Maldives Police Service, on Monday, summoned Ali Riza, the managing director of RIX Maldives Private Limited and parliamentary representative for Milandhoo constituency, for questioning.
A police spokesperson confirmed Riza was brought in for questioning "in response to an ongoing investigation by the police".
While the spokesperson did not comment on the nature of the investigation, it is believed to be in connection to an investigation opened against RIX Maldives for human trafficking.
The police announced earlier this Monday that a criminal investigation has been launched against RIX Maldives on suspicion of “exploitation and forced labor of migrant workers, facilitating human trafficking, failure to pay fees and payments entitled to the State on behalf of the migrant workers and violation of the rights of migrant workers”.
The investigation was launched in the wake of a violent strike staged by some of the 200 migrant workers employed by RIX Maldives in Bodufinolhu, an island under development as a tourist resort in B. Atoll.
In the violent strike which took place over months of unpaid wages, migrant workers employed by RIX Maldives, the project’s contractor, held local workers hostage and destroyed property. 19 migrant workers have been arrested in connection to the unrest.
In a statement on Sunday, the police said that RIX Maldives is suspected of using fraud to recruit a large number of migrant workers from overseas which suggests human trafficking.
The company is suspected of seeking migrant workers believed to be victims of human trafficking from Maldivian islands, taking them under the company’s employment, transporting them between islands, exploiting the vulnerability and dire constraints of migrant workers, and forcing them to labor and withholding their wages over a long period of time.

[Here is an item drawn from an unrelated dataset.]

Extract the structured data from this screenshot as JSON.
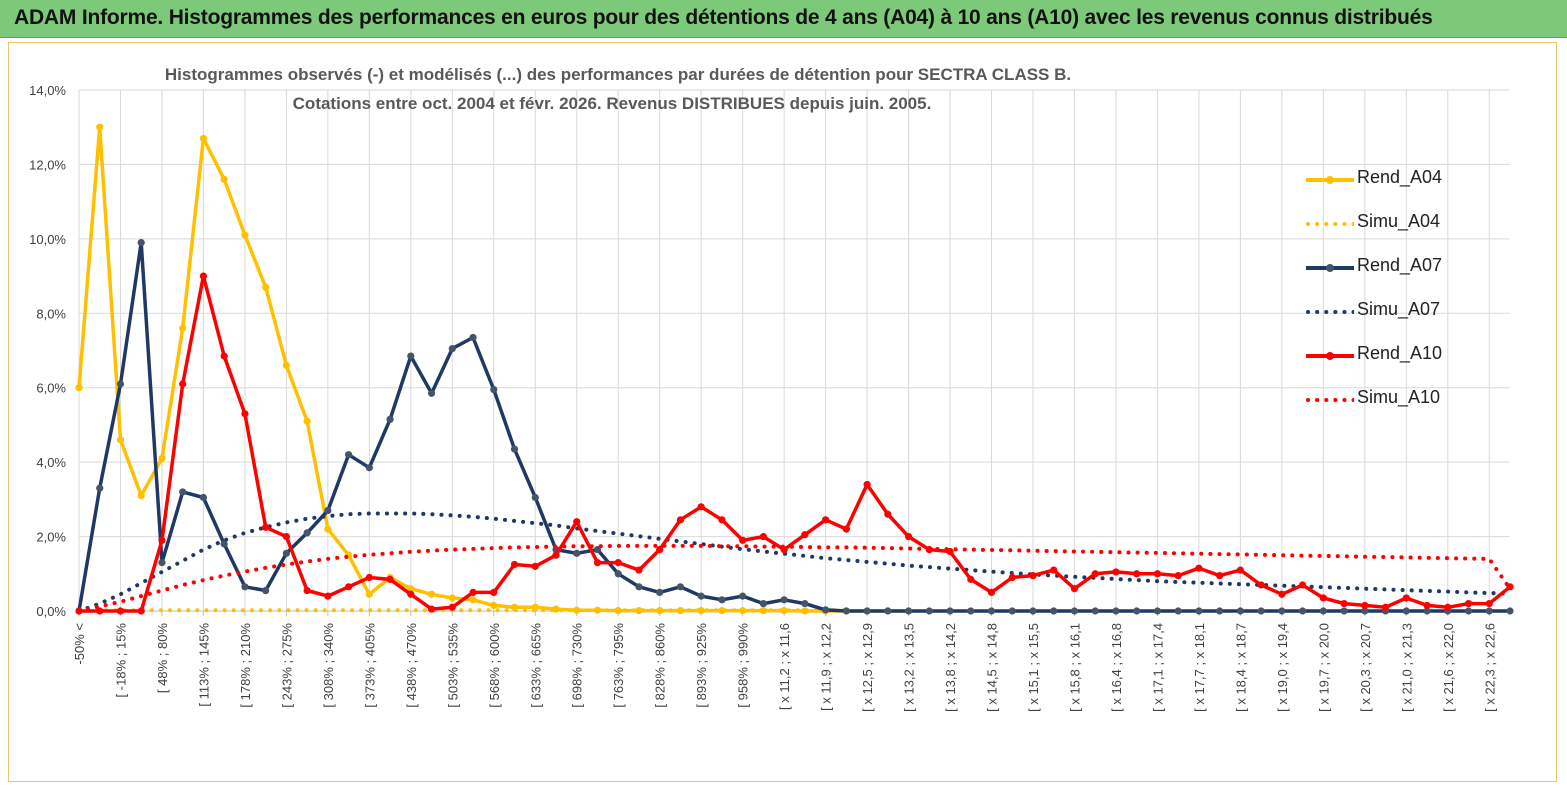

The company is also suspected of coercing and intimidating the workers who ask for their wages, dismissing them, and sending them back to the greater Male’ region.
In an interview to Sun following the strike on Thursday, Riza said that the workers have not been paid their wages in four months, and that the company had been unable to pay the wages due to the coronavirus crisis.
However, the Public Interest Law Center (PILC), which is providing free legal aid to the migrant workers in Bodufinolhu, said that some of the workers – both local and migrant – have not been paid their salaries in six months.
The monthly wage of the majority of the migrant workers ranges between MVR 4,000 to MVR 7,000.
RIX Maldives has also stated that the company was unable to pay the wages because it is owed payments by the resort’s developer Seal Maldives – a claim which Seal Maldives denies.
Seal Maldives’ legal representative, Advocacy Chambers has stated that it is the responsibility of the contractor to pay wages to its employees, and that while the contract between Seal Maldives and RIX Maldives stipulates paying the contractor at the rate of MVR 7,000, the company has paid well over MVR 21 million to RIX Maldives.
Transparency Maldives has issued a statement urging the Maldivian government to investigate the issues that led to the unrest in Bodufinolhu and take legal action against those who violated the rights of the migrant workers instead of re-victimizing them.